今冬はピーク需要の低下、風力発電の増加、連系線からの輸入拡大により、卸売市場の変動性が抑制されました。さらにガス・炭素価格の下落によるベーススプレッドの減少も重なり、過去5年で最も低い冬の価格スプレッドとなりました。詳細はこちらをご覧ください。

  • このスプレッドは、再生可能エネルギー発電と蓄電が既存のガス発電容量と競合する現在の移行期を反映しています。
  • 来冬も状況は大きく変わらない見込みで、ラトクリフ・アポン・ソア石炭火力発電所の廃止以外に大きな容量変化はありません。
  • 今後ガス火力の廃止が進み、再生可能エネルギーと需要が増加すれば、再び魅力的な取引機会が戻ると予想されます。

3) 太陽光発電増加とバランシングリザーブ導入でバッテリー収益が回復

3月には翌日卸売価格スプレッドが月末にかけて拡大し、収益が回復し始めました。
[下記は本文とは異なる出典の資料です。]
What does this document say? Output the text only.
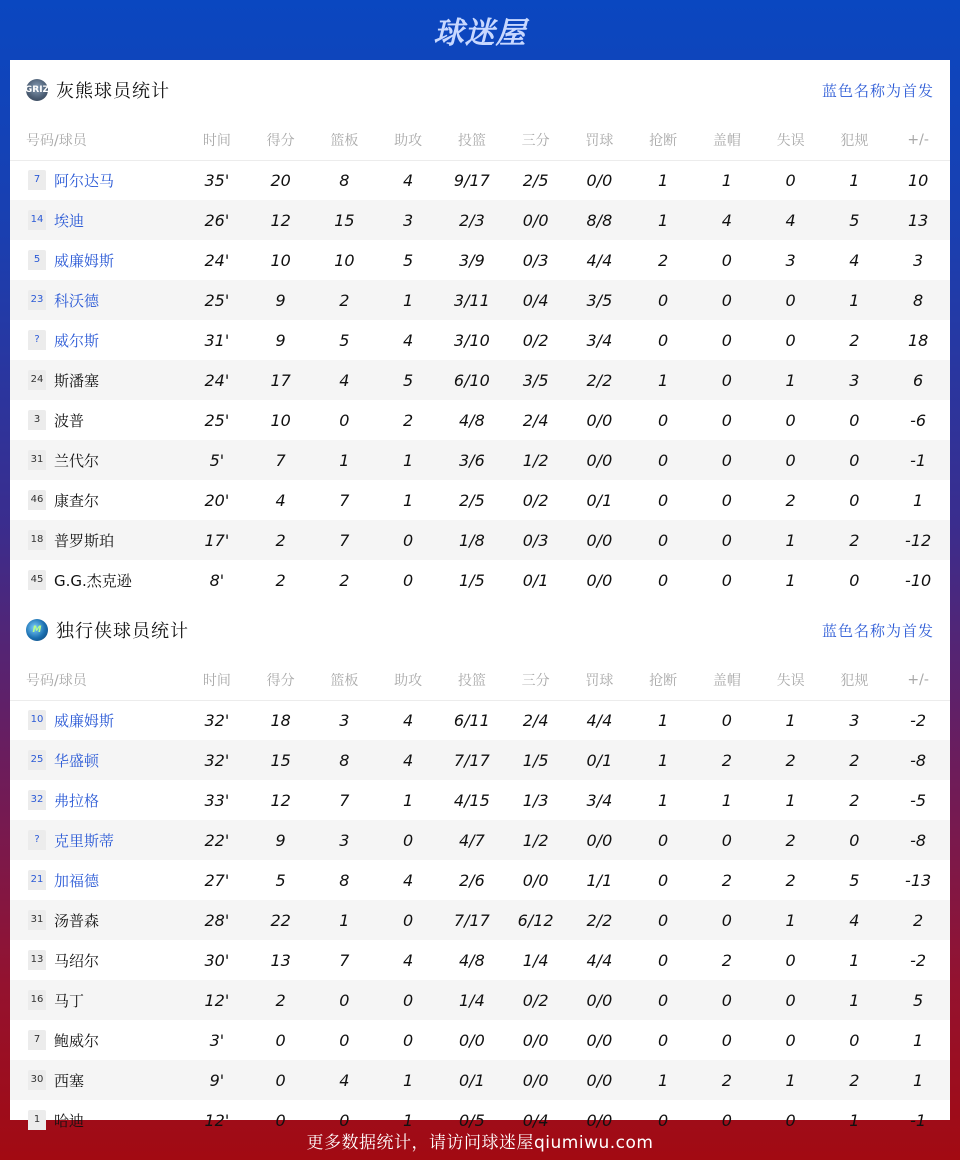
球迷屋
GRIZ 灰熊球员统计	蓝色名称为首发
号码/球员	时间	得分	篮板	助攻	投篮	三分	罚球	抢断	盖帽	失误	犯规	+/-
7 阿尔达马	35'	20	8	4	9/17	2/5	0/0	1	1	0	1	10
14 埃迪	26'	12	15	3	2/3	0/0	8/8	1	4	4	5	13
5 威廉姆斯	24'	10	10	5	3/9	0/3	4/4	2	0	3	4	3
23 科沃德	25'	9	2	1	3/11	0/4	3/5	0	0	0	1	8
? 威尔斯	31'	9	5	4	3/10	0/2	3/4	0	0	0	2	18
24 斯潘塞	24'	17	4	5	6/10	3/5	2/2	1	0	1	3	6
3 波普	25'	10	0	2	4/8	2/4	0/0	0	0	0	0	-6
31 兰代尔	5'	7	1	1	3/6	1/2	0/0	0	0	0	0	-1
46 康查尔	20'	4	7	1	2/5	0/2	0/1	0	0	2	0	1
18 普罗斯珀	17'	2	7	0	1/8	0/3	0/0	0	0	1	2	-12
45 G.G.杰克逊	8'	2	2	0	1/5	0/1	0/0	0	0	1	0	-10
M 独行侠球员统计	蓝色名称为首发
号码/球员	时间	得分	篮板	助攻	投篮	三分	罚球	抢断	盖帽	失误	犯规	+/-
10 威廉姆斯	32'	18	3	4	6/11	2/4	4/4	1	0	1	3	-2
25 华盛顿	32'	15	8	4	7/17	1/5	0/1	1	2	2	2	-8
32 弗拉格	33'	12	7	1	4/15	1/3	3/4	1	1	1	2	-5
? 克里斯蒂	22'	9	3	0	4/7	1/2	0/0	0	0	2	0	-8
21 加福德	27'	5	8	4	2/6	0/0	1/1	0	2	2	5	-13
31 汤普森	28'	22	1	0	7/17	6/12	2/2	0	0	1	4	2
13 马绍尔	30'	13	7	4	4/8	1/4	4/4	0	2	0	1	-2
16 马丁	12'	2	0	0	1/4	0/2	0/0	0	0	0	1	5
7 鲍威尔	3'	0	0	0	0/0	0/0	0/0	0	0	0	0	1
30 西塞	9'	0	4	1	0/1	0/0	0/0	1	2	1	2	1
1 哈迪	12'	0	0	1	0/5	0/4	0/0	0	0	0	1	-1
更多数据统计，请访问球迷屋qiumiwu.com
この傾向は第2四半期の初めにも継続しています。さらに、3月13日に新たなバランシングリザーブ商品が導入され、収益増に寄与しました。

  • 春の到来と日照時間の増加により、昼間の卸売価格が下落し、1日2回の卸売取引サイクルが可能に。詳細はこちら
  • 2時間タイプのシステムは、新たに導入されたバランシングリザーブで収益をさらに積み上げています。
  • 現在は400MWのみ調達されていますが、ESOが調達量を増やせば、卸売市場の変動性が高まる可能性があります。

4) バルクディスパッチ導入でバッテリーへのバランシングメカニズム指令が5倍に増加

2024年1月8日のバルクディスパッチ再導入以降、オープンバランシングプラットフォームは技術的なディスパッチ能力の向上を実証しました。四半期末時点で収益の大幅な改善には至っていませんが、ディスパッチ量の増加は今後の収益成長に前向きな材料です。

  • バルクディスパッチ後、バッテリーの週次ディスパッチ量は47%増加し、2.2MWh/MWから3.6MWh/MWへ。
  • インメリットディスパッチ率は、バッテリーシステムの定格出力と相関しなくなりました。これにより、システム規模が最適な市場登録ルートを決める要素として重要性が低下します。
  • また、スコットランドや洋上風力近くの一部バッテリーでは、システムフラグ付きのアクションも増加しました。
  • 2022年9月~2023年8月の間、バランシングメカニズムでディスパッチされた量の39%がシステムフラグ付きアクションでした。バッテリーがこの種のアクションでディスパッチされる能力は、今後の新たな機会につながる可能性があります。

バルクディスパッチツール再導入後の各バッテリーシステムのパフォーマンス詳細はこちらをご覧ください。

5) バランシングメカニズム内では複数の最適化戦略が存在

オペレーターは、最適化戦略の一環としてバランシングメカニズムを多様な方法で活用できます。しかし、競争力のある価格設定がバルクディスパッチ導入以降、ディスパッチ回数の増加につながっています。

  • 現在、オペレーターはダイナミック周波数応答、バランシングリザーブ、卸売取引、バランシングメカニズムの4つの市場でBESSを最適化しています。
  • バランシングメカニズムを他の収益源と組み合わせて、日々の収益最大化を図ることが可能です。
  • バランシングメカニズムに精通した専門最適化事業者間でも、価格戦略には一貫性がなく、入札・オファー価格の幅広い分布がそれを示しています。
  • BESSのバランシングメカニズムでの活動が進化する中、収益性の高い戦略によって勝者と敗者が現れることが予想されます。

収益積み上げの選択肢が広がる中、バランシングメカニズム戦略とその結果を評価する能力が今後ますます重要になります。